Geçen hafta sonu (2015'te bir gun) Gallipoli Voices gösterisine katıldık. Türk topluluğundan olduğumuz için özel davetle gitmiştik. Türk yemeklerinin sunulduğu bir resepsiyonun ardından VIP sıralarındaki yerimizi aldık.
Böyle törenlerde belki de haddinden fazla hassas oluyorum; çocukları sürekli uyarıyorum, yanlış bir hareket yapmamak, kimseyi rahatsız etmemek için aşırı özen gösteriyorum.
Yaklaşık seksen kişilik bir koro ve dev bir orkestra “Çanakkale İçinde Vurdular Beni” türküsünü çalmaya başladığında bizim gruptan bazıları da içlerinden geldiği gibi eşlik etti. O anda bazı Avustralyalıların dönüp baktığını fark ettim, biraz utandım.
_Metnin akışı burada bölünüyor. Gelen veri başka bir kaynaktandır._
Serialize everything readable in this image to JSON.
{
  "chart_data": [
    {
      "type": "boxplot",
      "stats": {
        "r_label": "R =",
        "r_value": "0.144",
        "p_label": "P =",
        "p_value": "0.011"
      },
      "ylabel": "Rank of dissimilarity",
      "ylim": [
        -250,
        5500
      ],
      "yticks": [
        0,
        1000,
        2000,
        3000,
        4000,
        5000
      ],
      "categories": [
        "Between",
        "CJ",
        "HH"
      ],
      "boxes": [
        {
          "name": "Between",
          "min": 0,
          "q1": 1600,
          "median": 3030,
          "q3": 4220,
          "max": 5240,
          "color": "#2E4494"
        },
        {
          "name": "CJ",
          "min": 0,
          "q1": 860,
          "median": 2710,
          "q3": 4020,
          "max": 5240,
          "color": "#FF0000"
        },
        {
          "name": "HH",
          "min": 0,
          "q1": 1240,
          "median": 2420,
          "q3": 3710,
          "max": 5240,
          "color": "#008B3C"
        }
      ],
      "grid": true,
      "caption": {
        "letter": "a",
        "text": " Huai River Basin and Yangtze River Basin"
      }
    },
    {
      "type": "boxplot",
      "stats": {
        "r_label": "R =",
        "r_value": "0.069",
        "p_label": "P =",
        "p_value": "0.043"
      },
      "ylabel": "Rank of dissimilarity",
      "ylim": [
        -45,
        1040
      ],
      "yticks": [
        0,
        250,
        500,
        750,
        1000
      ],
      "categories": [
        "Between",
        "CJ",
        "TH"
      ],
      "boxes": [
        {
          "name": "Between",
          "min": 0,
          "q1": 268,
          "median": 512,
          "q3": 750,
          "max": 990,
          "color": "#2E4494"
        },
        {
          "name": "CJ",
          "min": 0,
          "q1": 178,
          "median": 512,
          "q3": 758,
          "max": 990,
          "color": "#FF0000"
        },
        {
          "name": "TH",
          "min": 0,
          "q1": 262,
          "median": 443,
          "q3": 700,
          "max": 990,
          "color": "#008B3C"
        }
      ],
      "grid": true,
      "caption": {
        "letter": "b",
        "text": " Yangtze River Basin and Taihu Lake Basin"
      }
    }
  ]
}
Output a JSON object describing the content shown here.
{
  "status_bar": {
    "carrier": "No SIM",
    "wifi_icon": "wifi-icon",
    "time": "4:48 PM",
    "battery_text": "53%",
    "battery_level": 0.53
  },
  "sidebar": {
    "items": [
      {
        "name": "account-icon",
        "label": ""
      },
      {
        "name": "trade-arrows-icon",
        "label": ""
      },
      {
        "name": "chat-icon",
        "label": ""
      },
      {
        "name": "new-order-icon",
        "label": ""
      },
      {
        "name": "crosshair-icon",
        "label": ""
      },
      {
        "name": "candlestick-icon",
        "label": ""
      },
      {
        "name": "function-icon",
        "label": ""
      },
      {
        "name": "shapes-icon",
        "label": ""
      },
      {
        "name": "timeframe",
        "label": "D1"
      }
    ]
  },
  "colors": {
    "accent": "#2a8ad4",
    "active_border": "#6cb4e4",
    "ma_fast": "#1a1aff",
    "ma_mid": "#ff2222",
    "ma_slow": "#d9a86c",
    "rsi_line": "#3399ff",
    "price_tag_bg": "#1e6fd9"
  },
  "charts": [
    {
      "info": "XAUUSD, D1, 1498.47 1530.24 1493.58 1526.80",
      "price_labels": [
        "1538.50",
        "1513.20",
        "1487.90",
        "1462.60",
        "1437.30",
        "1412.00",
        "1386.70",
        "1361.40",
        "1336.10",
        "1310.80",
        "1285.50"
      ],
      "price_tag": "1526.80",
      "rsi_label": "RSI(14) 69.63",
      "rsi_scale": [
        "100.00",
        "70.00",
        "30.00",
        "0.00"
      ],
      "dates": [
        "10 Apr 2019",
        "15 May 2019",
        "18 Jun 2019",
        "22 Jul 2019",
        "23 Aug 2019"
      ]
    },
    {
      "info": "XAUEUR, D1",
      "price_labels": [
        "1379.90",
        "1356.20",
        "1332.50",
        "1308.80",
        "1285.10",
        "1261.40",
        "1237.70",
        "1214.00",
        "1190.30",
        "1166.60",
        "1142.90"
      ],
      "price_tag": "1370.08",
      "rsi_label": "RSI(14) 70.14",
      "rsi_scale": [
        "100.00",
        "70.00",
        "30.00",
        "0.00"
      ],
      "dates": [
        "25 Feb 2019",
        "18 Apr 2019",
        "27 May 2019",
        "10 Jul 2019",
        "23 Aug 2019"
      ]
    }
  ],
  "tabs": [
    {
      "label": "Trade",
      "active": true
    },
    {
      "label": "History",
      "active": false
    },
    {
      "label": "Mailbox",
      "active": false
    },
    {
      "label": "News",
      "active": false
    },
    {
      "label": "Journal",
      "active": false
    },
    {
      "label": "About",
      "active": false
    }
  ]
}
Bir süre sonra Mehter Takımı, tüm ihtişamıyla yürüyerek sahneye doğru ilerlemeye başladı. Önümüzde oturan, bu topluluğun değerli büyüklerinden bir amcamız, hiç çekinmeden alkış tutmaya başladı. Yabancıların garip bakışları arasında, kendinden emin bir gururla Mehter’in yürüyüşüne tempo tutuyordu. Derken, tıpkı filmlerdeki gibi, önce birkaç kişi, sonra tüm salon ona eşlik etmeye başladı.
Bir süre sonra hepimiz Mehter Marşı’nı söylüyor, ritim tutuyorduk.
O gece bir şey dank etti: Aslında bazen başkalarının ne düşündüğünü bu kadar önemsememek gerekiyormuş. İçinden geldiği gibi yapmak, hissettiğini yaşamak, en güzeliymiş.